Closed zsunberg closed 3 years ago
Thanks Zach! I'll check in with Kyle about this. We have two weeks until we submit the final manuscript to MIT Press, so we'll have to figure out whether we can get something polished within that time.
Sorry, I know I should have said something way earlier!
After discussing a bit among the coauthors, it is a topic that we have decided to include in our list for consideration for the next edition.
Hi guys,
First of all, I want to pass on that my students loved the book. Some of my teaching evaluations could be summarized as "the lectures were erratic, but the book was really helpful and I usually understood after reading it" :rofl:
Anyways, I wanted to file this issue because I think it would be really beneficial to add a section to the POMG section of the book.
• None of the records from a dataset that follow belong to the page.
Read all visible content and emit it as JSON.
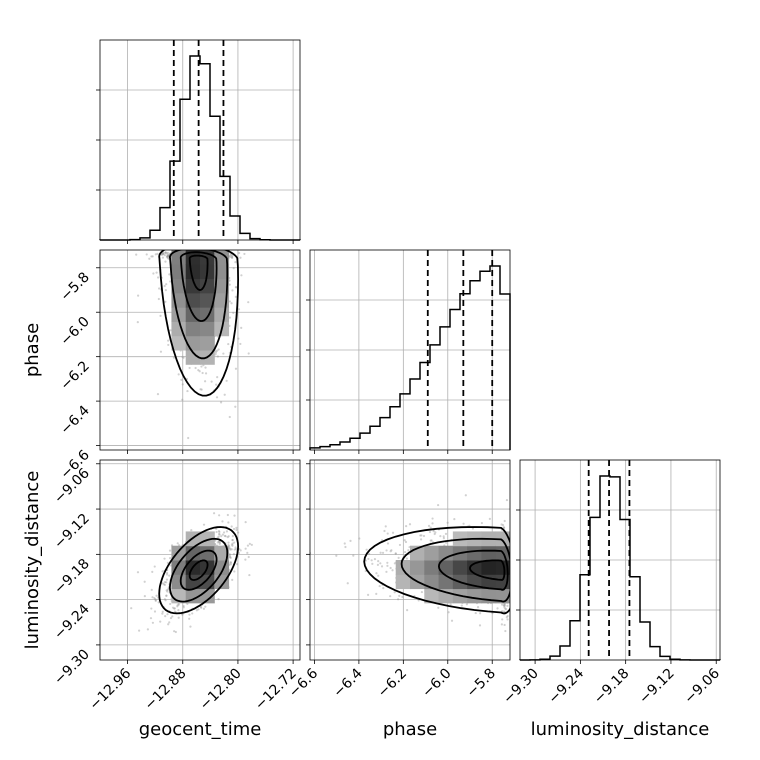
{
  "chart_data": {
    "type": "corner",
    "parameters": [
      "geocent_time",
      "phase",
      "luminosity_distance"
    ],
    "axes": {
      "geocent_time": {
        "label": "geocent_time",
        "range": [
          -13.0,
          -12.71
        ],
        "ticks": [
          -12.96,
          -12.88,
          -12.8,
          -12.72
        ],
        "tick_labels": [
          "−12.96",
          "−12.88",
          "−12.80",
          "−12.72"
        ],
        "quantiles": [
          -12.893,
          -12.857,
          -12.821
        ],
        "peak": -12.857,
        "sigma_low": 0.026,
        "sigma_high": 0.026
      },
      "phase": {
        "label": "phase",
        "range": [
          -6.62,
          -5.72
        ],
        "ticks": [
          -6.6,
          -6.4,
          -6.2,
          -6.0,
          -5.8
        ],
        "tick_labels": [
          "−6.6",
          "−6.4",
          "−6.2",
          "−6.0",
          "−5.8"
        ],
        "quantiles": [
          -6.09,
          -5.93,
          -5.8
        ],
        "peak": -5.76,
        "sigma_low": 0.28,
        "sigma_high": 0.03
      },
      "luminosity_distance": {
        "label": "luminosity_distance",
        "range": [
          -9.32,
          -9.055
        ],
        "ticks": [
          -9.3,
          -9.24,
          -9.18,
          -9.12,
          -9.06
        ],
        "tick_labels": [
          "−9.30",
          "−9.24",
          "−9.18",
          "−9.12",
          "−9.06"
        ],
        "quantiles": [
          -9.229,
          -9.202,
          -9.175
        ],
        "peak": -9.201,
        "sigma_low": 0.026,
        "sigma_high": 0.026
      }
    },
    "contour_levels": [
      0.393,
      0.865,
      0.989
    ],
    "quantile_levels": [
      0.16,
      0.5,
      0.84
    ],
    "grid": true
  }
}
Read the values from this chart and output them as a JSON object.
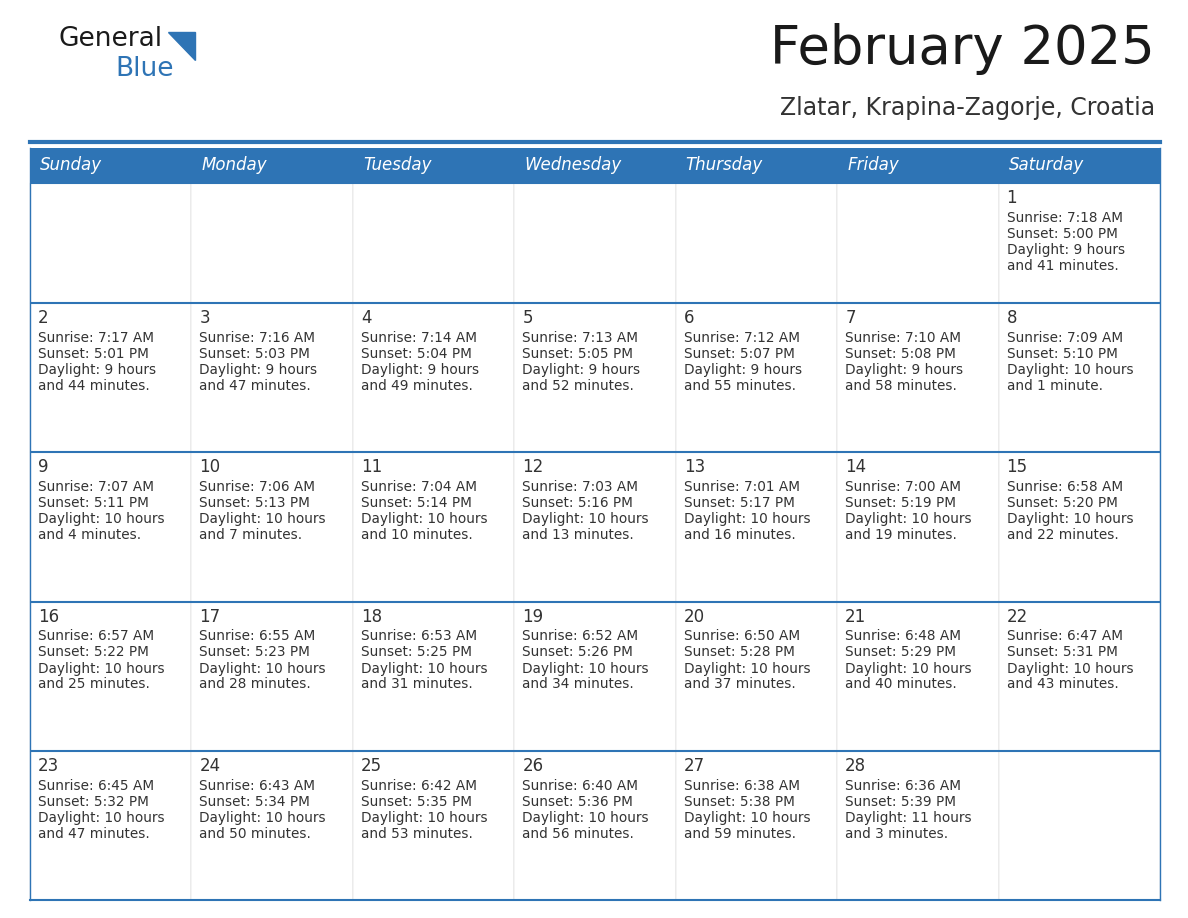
{
  "title": "February 2025",
  "subtitle": "Zlatar, Krapina-Zagorje, Croatia",
  "days_of_week": [
    "Sunday",
    "Monday",
    "Tuesday",
    "Wednesday",
    "Thursday",
    "Friday",
    "Saturday"
  ],
  "header_bg": "#2E74B5",
  "header_text": "#FFFFFF",
  "row_bg": "#FFFFFF",
  "cell_text": "#333333",
  "border_color": "#2E74B5",
  "title_color": "#1a1a1a",
  "subtitle_color": "#333333",
  "day_num_color": "#333333",
  "calendar": [
    [
      null,
      null,
      null,
      null,
      null,
      null,
      {
        "day": 1,
        "sunrise": "7:18 AM",
        "sunset": "5:00 PM",
        "daylight": "9 hours",
        "daylight2": "and 41 minutes."
      }
    ],
    [
      {
        "day": 2,
        "sunrise": "7:17 AM",
        "sunset": "5:01 PM",
        "daylight": "9 hours",
        "daylight2": "and 44 minutes."
      },
      {
        "day": 3,
        "sunrise": "7:16 AM",
        "sunset": "5:03 PM",
        "daylight": "9 hours",
        "daylight2": "and 47 minutes."
      },
      {
        "day": 4,
        "sunrise": "7:14 AM",
        "sunset": "5:04 PM",
        "daylight": "9 hours",
        "daylight2": "and 49 minutes."
      },
      {
        "day": 5,
        "sunrise": "7:13 AM",
        "sunset": "5:05 PM",
        "daylight": "9 hours",
        "daylight2": "and 52 minutes."
      },
      {
        "day": 6,
        "sunrise": "7:12 AM",
        "sunset": "5:07 PM",
        "daylight": "9 hours",
        "daylight2": "and 55 minutes."
      },
      {
        "day": 7,
        "sunrise": "7:10 AM",
        "sunset": "5:08 PM",
        "daylight": "9 hours",
        "daylight2": "and 58 minutes."
      },
      {
        "day": 8,
        "sunrise": "7:09 AM",
        "sunset": "5:10 PM",
        "daylight": "10 hours",
        "daylight2": "and 1 minute."
      }
    ],
    [
      {
        "day": 9,
        "sunrise": "7:07 AM",
        "sunset": "5:11 PM",
        "daylight": "10 hours",
        "daylight2": "and 4 minutes."
      },
      {
        "day": 10,
        "sunrise": "7:06 AM",
        "sunset": "5:13 PM",
        "daylight": "10 hours",
        "daylight2": "and 7 minutes."
      },
      {
        "day": 11,
        "sunrise": "7:04 AM",
        "sunset": "5:14 PM",
        "daylight": "10 hours",
        "daylight2": "and 10 minutes."
      },
      {
        "day": 12,
        "sunrise": "7:03 AM",
        "sunset": "5:16 PM",
        "daylight": "10 hours",
        "daylight2": "and 13 minutes."
      },
      {
        "day": 13,
        "sunrise": "7:01 AM",
        "sunset": "5:17 PM",
        "daylight": "10 hours",
        "daylight2": "and 16 minutes."
      },
      {
        "day": 14,
        "sunrise": "7:00 AM",
        "sunset": "5:19 PM",
        "daylight": "10 hours",
        "daylight2": "and 19 minutes."
      },
      {
        "day": 15,
        "sunrise": "6:58 AM",
        "sunset": "5:20 PM",
        "daylight": "10 hours",
        "daylight2": "and 22 minutes."
      }
    ],
    [
      {
        "day": 16,
        "sunrise": "6:57 AM",
        "sunset": "5:22 PM",
        "daylight": "10 hours",
        "daylight2": "and 25 minutes."
      },
      {
        "day": 17,
        "sunrise": "6:55 AM",
        "sunset": "5:23 PM",
        "daylight": "10 hours",
        "daylight2": "and 28 minutes."
      },
      {
        "day": 18,
        "sunrise": "6:53 AM",
        "sunset": "5:25 PM",
        "daylight": "10 hours",
        "daylight2": "and 31 minutes."
      },
      {
        "day": 19,
        "sunrise": "6:52 AM",
        "sunset": "5:26 PM",
        "daylight": "10 hours",
        "daylight2": "and 34 minutes."
      },
      {
        "day": 20,
        "sunrise": "6:50 AM",
        "sunset": "5:28 PM",
        "daylight": "10 hours",
        "daylight2": "and 37 minutes."
      },
      {
        "day": 21,
        "sunrise": "6:48 AM",
        "sunset": "5:29 PM",
        "daylight": "10 hours",
        "daylight2": "and 40 minutes."
      },
      {
        "day": 22,
        "sunrise": "6:47 AM",
        "sunset": "5:31 PM",
        "daylight": "10 hours",
        "daylight2": "and 43 minutes."
      }
    ],
    [
      {
        "day": 23,
        "sunrise": "6:45 AM",
        "sunset": "5:32 PM",
        "daylight": "10 hours",
        "daylight2": "and 47 minutes."
      },
      {
        "day": 24,
        "sunrise": "6:43 AM",
        "sunset": "5:34 PM",
        "daylight": "10 hours",
        "daylight2": "and 50 minutes."
      },
      {
        "day": 25,
        "sunrise": "6:42 AM",
        "sunset": "5:35 PM",
        "daylight": "10 hours",
        "daylight2": "and 53 minutes."
      },
      {
        "day": 26,
        "sunrise": "6:40 AM",
        "sunset": "5:36 PM",
        "daylight": "10 hours",
        "daylight2": "and 56 minutes."
      },
      {
        "day": 27,
        "sunrise": "6:38 AM",
        "sunset": "5:38 PM",
        "daylight": "10 hours",
        "daylight2": "and 59 minutes."
      },
      {
        "day": 28,
        "sunrise": "6:36 AM",
        "sunset": "5:39 PM",
        "daylight": "11 hours",
        "daylight2": "and 3 minutes."
      },
      null
    ]
  ],
  "logo_general_color": "#1a1a1a",
  "logo_blue_color": "#2E74B5",
  "logo_triangle_color": "#2E74B5",
  "fig_width": 11.88,
  "fig_height": 9.18,
  "dpi": 100
}
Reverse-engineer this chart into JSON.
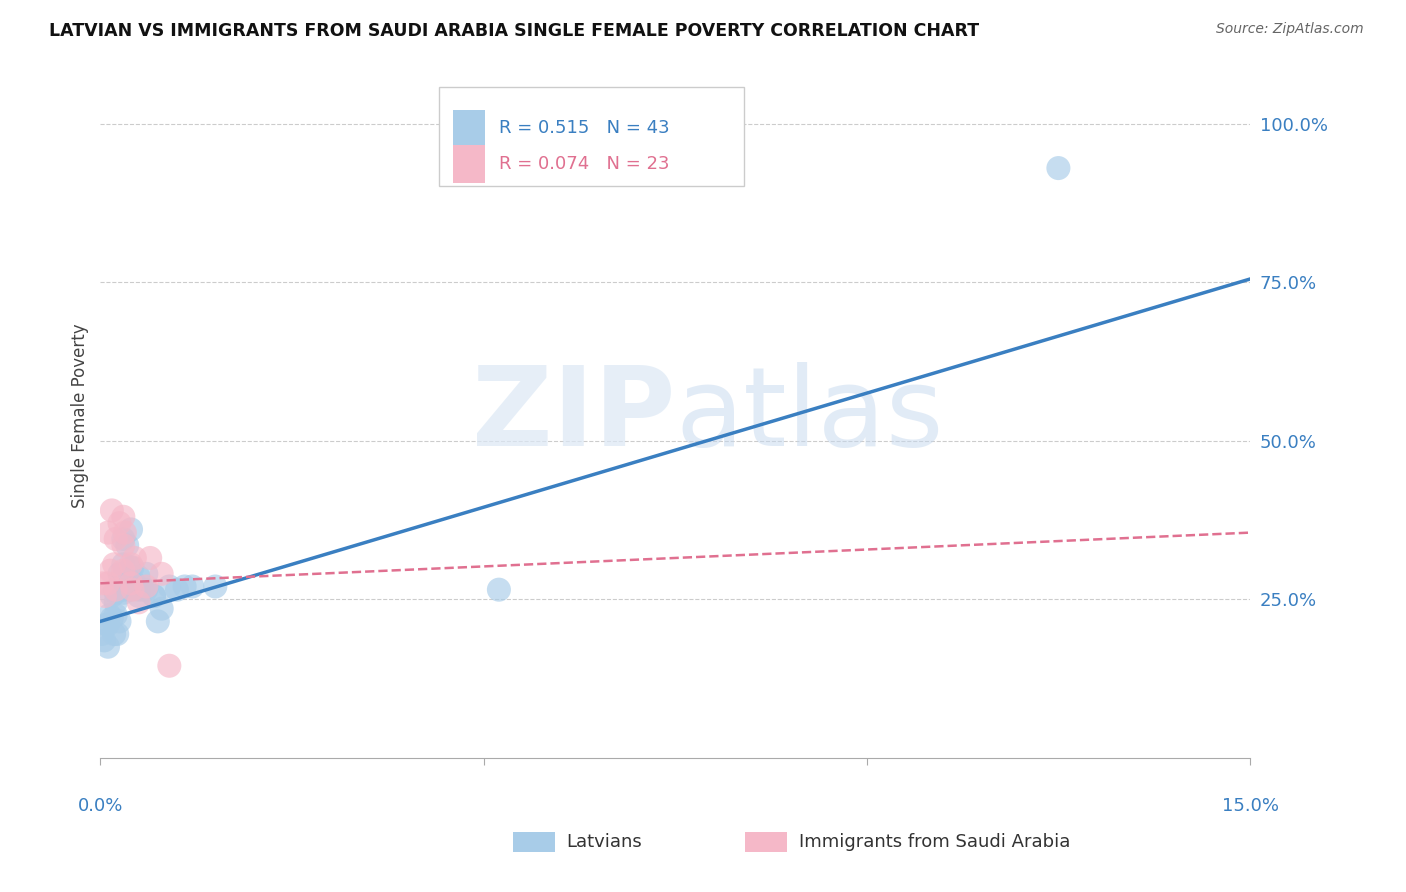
{
  "title": "LATVIAN VS IMMIGRANTS FROM SAUDI ARABIA SINGLE FEMALE POVERTY CORRELATION CHART",
  "source": "Source: ZipAtlas.com",
  "ylabel": "Single Female Poverty",
  "latvian_R": 0.515,
  "latvian_N": 43,
  "saudi_R": 0.074,
  "saudi_N": 23,
  "latvian_color": "#a8cce8",
  "latvian_line_color": "#3a7fc1",
  "saudi_color": "#f5b8c8",
  "saudi_line_color": "#e07090",
  "background_color": "#ffffff",
  "grid_color": "#cccccc",
  "xlim": [
    0.0,
    0.15
  ],
  "ylim": [
    0.0,
    1.08
  ],
  "ytick_positions": [
    0.25,
    0.5,
    0.75,
    1.0
  ],
  "ytick_labels": [
    "25.0%",
    "50.0%",
    "75.0%",
    "100.0%"
  ],
  "xtick_positions": [
    0.0,
    0.05,
    0.1,
    0.15
  ],
  "xtick_labels_show": [
    true,
    false,
    false,
    true
  ],
  "xlabel_labels": [
    "0.0%",
    "15.0%"
  ],
  "latvian_trend": [
    0.0,
    0.15,
    0.215,
    0.755
  ],
  "saudi_trend": [
    0.0,
    0.15,
    0.275,
    0.355
  ],
  "latvian_points_x": [
    0.0002,
    0.0005,
    0.0008,
    0.001,
    0.001,
    0.0012,
    0.0015,
    0.0015,
    0.0018,
    0.002,
    0.002,
    0.002,
    0.0022,
    0.0025,
    0.0025,
    0.003,
    0.003,
    0.003,
    0.003,
    0.0032,
    0.0035,
    0.004,
    0.004,
    0.004,
    0.0042,
    0.0045,
    0.005,
    0.005,
    0.005,
    0.0055,
    0.006,
    0.006,
    0.007,
    0.007,
    0.0075,
    0.008,
    0.009,
    0.01,
    0.011,
    0.012,
    0.015,
    0.052,
    0.125
  ],
  "latvian_points_y": [
    0.195,
    0.185,
    0.21,
    0.21,
    0.175,
    0.225,
    0.22,
    0.255,
    0.195,
    0.225,
    0.245,
    0.26,
    0.195,
    0.215,
    0.29,
    0.26,
    0.285,
    0.305,
    0.345,
    0.265,
    0.335,
    0.3,
    0.265,
    0.36,
    0.3,
    0.275,
    0.265,
    0.285,
    0.255,
    0.265,
    0.265,
    0.29,
    0.255,
    0.255,
    0.215,
    0.235,
    0.27,
    0.265,
    0.27,
    0.27,
    0.27,
    0.265,
    0.93
  ],
  "saudi_points_x": [
    0.0003,
    0.0006,
    0.001,
    0.001,
    0.0013,
    0.0015,
    0.0018,
    0.002,
    0.002,
    0.0025,
    0.003,
    0.003,
    0.003,
    0.0032,
    0.004,
    0.004,
    0.0042,
    0.0045,
    0.005,
    0.006,
    0.0065,
    0.008,
    0.009
  ],
  "saudi_points_y": [
    0.275,
    0.255,
    0.355,
    0.275,
    0.295,
    0.39,
    0.305,
    0.345,
    0.265,
    0.37,
    0.38,
    0.335,
    0.295,
    0.355,
    0.305,
    0.275,
    0.265,
    0.315,
    0.245,
    0.27,
    0.315,
    0.29,
    0.145
  ]
}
Currently, the algorithms that you list in this chapter are pretty limited. However, there has recently been quite impressive success playing no-limit poker, e.g. https://science.sciencemag.org/content/359/6374/418/tab-pdf . They use an approach called counterfactual regret minimization. I have to say I don't really understand it, and it seems quite different from the belief- or policy-graph-based approaches that we typically use. I think at the very least, it deserves to be mentioned. Adding a section explaining it would be a very good addition to the book given that it seems to be much more powerful than the algorithms that are currently there.